Live and recent posts from across the Fediverse tagged #moversmindset, aggregated by home.social.

  1. Enabling possibility

    I feel my title’s use of “enabling” rather than the more common [that I’ve seen] “creating” is important. (Of course, I don’t craft the titles with reckless abandon; There’d be far more, “Wordy werds” and “Completely different” type titles.) But in the past couple weeks I’ve been focused on the distinction between “to create” and “to enable.”

    I’ve been sprinkling a Lonely Hearts-inspired call in a few different places as I think it’s time to bring a writer onto the Movers Mindset team. Each time I post it somewhere, it kicks off one or two conversations with someone. Each of those little conversations gives me a chance to refine how I convey my vision for this new role. (As a certain reader would say, how I convey my intention—hi Angie!)

    The first thing I realized is that what I am bringing to this potential new relationship is the resources—the raw material that the team has amassed. I don’t in fact know exactly what the new person would be creating. My intention is to enable someone to create something (some things?) from that raw material. I’m not creating the possibility—it’s there already. My hope is to enable that possibility to come to fruition.

    ɕ

    #Intention #MoversMindset #OnWriting
  2. Performing with a safety net

    When recording conversations for the Movers Mindset podcast the guests know I’m not going to edit what they say to change their meaning.
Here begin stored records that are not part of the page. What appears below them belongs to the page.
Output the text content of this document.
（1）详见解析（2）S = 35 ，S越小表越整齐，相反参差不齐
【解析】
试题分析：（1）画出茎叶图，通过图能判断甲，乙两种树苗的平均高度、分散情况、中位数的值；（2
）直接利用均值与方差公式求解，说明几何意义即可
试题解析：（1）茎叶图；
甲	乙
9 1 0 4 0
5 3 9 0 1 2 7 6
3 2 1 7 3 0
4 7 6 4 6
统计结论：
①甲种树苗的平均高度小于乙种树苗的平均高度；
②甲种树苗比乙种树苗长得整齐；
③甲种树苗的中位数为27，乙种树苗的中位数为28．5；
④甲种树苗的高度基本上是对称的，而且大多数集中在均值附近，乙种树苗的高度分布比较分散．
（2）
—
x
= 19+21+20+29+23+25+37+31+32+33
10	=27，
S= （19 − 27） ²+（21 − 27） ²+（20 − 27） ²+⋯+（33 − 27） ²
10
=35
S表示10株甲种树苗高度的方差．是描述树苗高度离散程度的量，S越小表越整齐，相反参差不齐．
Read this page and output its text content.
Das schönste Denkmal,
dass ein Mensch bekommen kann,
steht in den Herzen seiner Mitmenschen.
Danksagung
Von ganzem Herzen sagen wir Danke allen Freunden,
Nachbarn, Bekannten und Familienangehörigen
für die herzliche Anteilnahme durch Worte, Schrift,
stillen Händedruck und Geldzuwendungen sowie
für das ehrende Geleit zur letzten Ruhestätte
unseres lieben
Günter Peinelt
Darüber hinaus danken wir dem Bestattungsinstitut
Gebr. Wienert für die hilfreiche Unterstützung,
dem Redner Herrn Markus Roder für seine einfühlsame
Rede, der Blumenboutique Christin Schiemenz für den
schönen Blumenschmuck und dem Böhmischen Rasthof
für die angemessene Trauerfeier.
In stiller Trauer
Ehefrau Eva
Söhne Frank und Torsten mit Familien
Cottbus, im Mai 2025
They know I’m bringing journalistic integrity to the conversation. (I’m not doing strict journalism, but that feature of journalism is present.) I do my best to set up the correct space (physical, emotional and mental,) so that we can co-create the best conversation possible. I’m not digging for dirt, creating tension, nor trying to create any other saccharine artifice. But that doesn’t change the fact that we are performing for an audience. The final necessary piece to facilitating a great conversation is a safety net.

    Each conversation… each performance is better if we can reach just a bit farther than we might normally be comfortable doing. That’s why I bring a safety net. I very clearly give the guest a safe word which they can incant at any time to take back what they’ve said.
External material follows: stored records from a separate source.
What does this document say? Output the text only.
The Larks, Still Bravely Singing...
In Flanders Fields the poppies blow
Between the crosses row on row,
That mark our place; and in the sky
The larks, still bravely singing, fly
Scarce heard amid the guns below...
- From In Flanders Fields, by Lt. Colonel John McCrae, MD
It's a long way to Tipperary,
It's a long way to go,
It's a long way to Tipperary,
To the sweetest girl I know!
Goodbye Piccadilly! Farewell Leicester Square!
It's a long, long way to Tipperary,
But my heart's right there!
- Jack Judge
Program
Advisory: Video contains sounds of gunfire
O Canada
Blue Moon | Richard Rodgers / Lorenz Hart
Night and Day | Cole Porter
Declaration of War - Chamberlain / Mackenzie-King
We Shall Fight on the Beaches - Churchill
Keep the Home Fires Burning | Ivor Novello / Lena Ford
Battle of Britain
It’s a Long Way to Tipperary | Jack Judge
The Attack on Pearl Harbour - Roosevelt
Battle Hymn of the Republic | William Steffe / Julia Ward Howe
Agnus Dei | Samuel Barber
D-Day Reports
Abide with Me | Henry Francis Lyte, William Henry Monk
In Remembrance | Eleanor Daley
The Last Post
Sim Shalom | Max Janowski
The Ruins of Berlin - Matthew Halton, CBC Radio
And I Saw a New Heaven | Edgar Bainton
    I don’t include the guest in the post-production process. They’re not invited to review the material, or to give additional thoughts about what to keep or what to cut. In fact, the only people who have time to do that, are wanna-be cooks, who will only mess up the soup if I let them in my kitchen. Instead, I and my team do all the post-production difficult work which is in fact our responsibility. The guest already did the really hard work of being themselves on-mic.
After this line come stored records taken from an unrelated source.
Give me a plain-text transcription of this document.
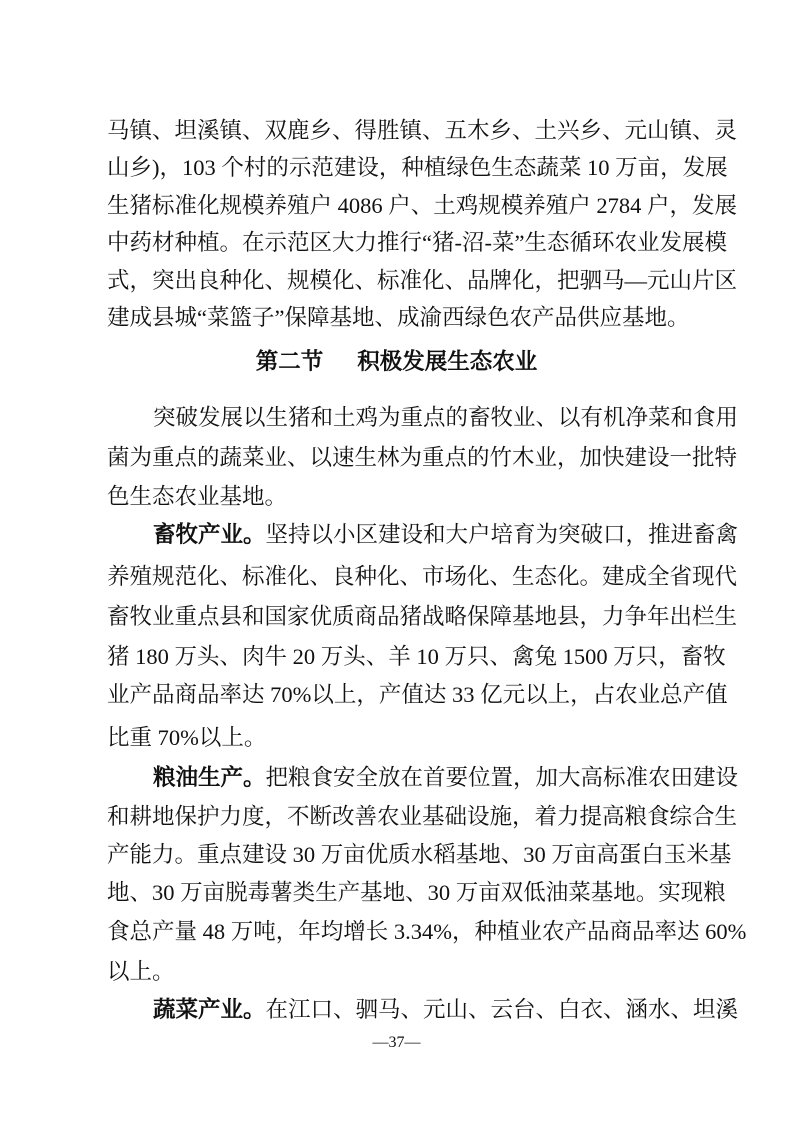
马镇、坦溪镇、双鹿乡、得胜镇、五木乡、土兴乡、元山镇、灵
山乡)，103 个村的示范建设，种植绿色生态蔬菜 10 万亩，发展
生猪标准化规模养殖户 4086 户、土鸡规模养殖户 2784 户，发展
中药材种植。在示范区大力推行“猪-沼-菜”生态循环农业发展模
式，突出良种化、规模化、标准化、品牌化，把驷马—元山片区
建成县城“菜篮子”保障基地、成渝西绿色农产品供应基地。
第二节 积极发展生态农业
突破发展以生猪和土鸡为重点的畜牧业、以有机净菜和食用
菌为重点的蔬菜业、以速生林为重点的竹木业，加快建设一批特
色生态农业基地。
畜牧产业。坚持以小区建设和大户培育为突破口，推进畜禽
养殖规范化、标准化、良种化、市场化、生态化。建成全省现代
畜牧业重点县和国家优质商品猪战略保障基地县，力争年出栏生
猪 180 万头、肉牛 20 万头、羊 10 万只、禽兔 1500 万只，畜牧
业产品商品率达 70%以上，产值达 33 亿元以上，占农业总产值
比重 70%以上。
粮油生产。把粮食安全放在首要位置，加大高标准农田建设
和耕地保护力度，不断改善农业基础设施，着力提高粮食综合生
产能力。重点建设 30 万亩优质水稻基地、30 万亩高蛋白玉米基
地、30 万亩脱毒薯类生产基地、30 万亩双低油菜基地。实现粮
食总产量 48 万吨，年均增长 3.34%，种植业农产品商品率达 60%
以上。
蔬菜产业。在江口、驷马、元山、云台、白衣、涵水、坦溪
—37—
    I do also say, “take your time— silence is free and we can easily trim out 30 seconds of you thinking before you speak.” I’ve also a few other little coaching tidbits I share to prep them for being recorded. But it’s the safety net which makes them feel comfortable trying something they might otherwise hesitate about. Part of the magic of a great conversation is how it develops organically, and without the safety net most people dial their caution up a few notches to be safe. With a safety net, most people are delighted to take a leap to see what they can do.

    ɕ

    #Apogee #Conversation #MoversMindset #Podcasting
  3. The process of reflection

    Much of the power of the Movers Mindset podcast’s signature question, “three words to describe your practice?” comes from thinking about one’s personal understanding of the word practice. In the podcast episodes, sometimes the guest’s discussion of that understanding is a profound part of their interview. Sometimes their surgical statement of three words is its sublime culmination.

    In 2019, we posed the three-words question of the project itself. This turned out to be a surprisingly fruitful exercise. We came up with three words to describe our practice, and I subsequently adopted them as the three words to describe my practice:

    Discovery. Reflection. Efficacy.

    If those three words describe my practice—the journey of my whole life—then what is the purpose of this web site? Why go through all this work? It’s taken me 9 years and the previous 2,499 posts to understand:

    It’s a vehicle for my process of reflection.

    I used to think I wrote because there was something I wanted to say. Then I thought, “I will continue to write because I have not yet said what I wanted to say”; but I know now I continue to write because I have not yet heard what I have been listening to.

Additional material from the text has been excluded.